Surgery for subpulmonic and supravalvar
Subpulmonic and supravalvar pulmonic stenosis do not get better with cardiac catheterization, and will require surgery if the amount of blockage is moderate or severe. Surgery for subpulmonic stenosis involves cutting out the extra muscles below the valve. Surgery for supravalvar pulmonic stenosis involves enlarging the pulmonary artery with a patch.
Today, most children with heart conditions such as pulmonary stenosis go on to lead healthy, productive lives as adults. Research is also being done on innovative ways of treating pulmonary stenosis, including tissue-engineered valve replacements. A patient's new valve would be grown with his own cells on a biodegradable mesh. Still in the research and development phase, this is an exciting treatment option for pulmonary stenosis that may be available in the near future.
Children with pulmonary stenosis require regular checkups with a pediatric cardiologist. Some children must also stay on medicine and need to limit physical activity.
As your child grows, blood may begin to leak through the abnormal valve. This is called pulmonary regurgitation or pulmonic insufficiency. The blockage can also come back in some children. If this happens, cardiac catheterization can be repeated, as long as there isn't too much regurgitation. In severe cases, additional surgery may be necessary.

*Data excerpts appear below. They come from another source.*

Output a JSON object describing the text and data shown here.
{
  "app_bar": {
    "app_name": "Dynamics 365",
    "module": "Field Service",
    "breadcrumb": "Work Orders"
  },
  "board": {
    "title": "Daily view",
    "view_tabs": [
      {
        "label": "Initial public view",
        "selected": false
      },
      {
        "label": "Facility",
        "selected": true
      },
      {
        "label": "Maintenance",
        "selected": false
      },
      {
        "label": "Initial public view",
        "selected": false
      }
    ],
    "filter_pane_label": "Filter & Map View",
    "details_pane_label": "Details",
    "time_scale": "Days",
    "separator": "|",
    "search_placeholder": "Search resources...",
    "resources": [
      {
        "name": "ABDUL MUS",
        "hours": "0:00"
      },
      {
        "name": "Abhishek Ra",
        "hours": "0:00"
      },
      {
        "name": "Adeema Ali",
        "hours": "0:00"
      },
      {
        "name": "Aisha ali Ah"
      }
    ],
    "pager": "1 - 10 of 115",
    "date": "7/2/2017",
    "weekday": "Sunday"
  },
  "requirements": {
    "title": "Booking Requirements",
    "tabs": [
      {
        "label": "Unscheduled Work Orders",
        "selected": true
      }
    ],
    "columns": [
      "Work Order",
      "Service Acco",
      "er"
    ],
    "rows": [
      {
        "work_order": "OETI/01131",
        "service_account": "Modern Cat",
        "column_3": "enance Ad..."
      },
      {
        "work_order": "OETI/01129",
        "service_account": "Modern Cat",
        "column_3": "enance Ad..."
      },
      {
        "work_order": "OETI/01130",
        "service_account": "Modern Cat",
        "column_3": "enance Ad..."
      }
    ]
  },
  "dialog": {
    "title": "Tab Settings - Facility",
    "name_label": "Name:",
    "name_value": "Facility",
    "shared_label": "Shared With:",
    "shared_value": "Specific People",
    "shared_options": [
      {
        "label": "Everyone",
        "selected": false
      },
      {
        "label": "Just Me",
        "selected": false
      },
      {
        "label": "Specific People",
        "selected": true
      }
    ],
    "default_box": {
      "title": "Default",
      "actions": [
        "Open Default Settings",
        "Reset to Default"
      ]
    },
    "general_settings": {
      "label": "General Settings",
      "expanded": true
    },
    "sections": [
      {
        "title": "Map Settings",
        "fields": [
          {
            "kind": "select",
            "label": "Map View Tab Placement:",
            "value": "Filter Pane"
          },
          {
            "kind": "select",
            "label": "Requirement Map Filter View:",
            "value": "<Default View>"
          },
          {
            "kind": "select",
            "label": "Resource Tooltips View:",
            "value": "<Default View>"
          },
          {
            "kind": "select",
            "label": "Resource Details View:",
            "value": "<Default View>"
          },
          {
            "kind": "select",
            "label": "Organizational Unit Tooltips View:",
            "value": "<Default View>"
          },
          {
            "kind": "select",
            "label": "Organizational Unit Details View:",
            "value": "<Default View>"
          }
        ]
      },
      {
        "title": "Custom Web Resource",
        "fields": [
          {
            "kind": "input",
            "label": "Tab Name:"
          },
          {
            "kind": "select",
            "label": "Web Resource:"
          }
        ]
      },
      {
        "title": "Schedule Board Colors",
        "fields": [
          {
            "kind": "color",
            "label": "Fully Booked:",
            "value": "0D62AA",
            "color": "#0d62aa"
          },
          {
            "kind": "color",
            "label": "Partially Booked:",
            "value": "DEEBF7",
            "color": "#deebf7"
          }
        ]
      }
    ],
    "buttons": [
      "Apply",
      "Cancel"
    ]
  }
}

Our pediatric cardiologists follow patients with pulmonary stenosis until they are young adults, coordinating care with the primary care physicians.
Adults who were born with pulmonary stenosis must continue to see a cardiologist. We will help with the transition to an adult cardiologist. All patients with pulmonary valve disease will need lifelong follow-up with a cardiologist.
The Philadelphia Adult Congenital Heart Center, a joint program of The Children's Hospital of Philadelphia and the University of Pennsylvania, meets the unique needs of adults who were born with heart defects.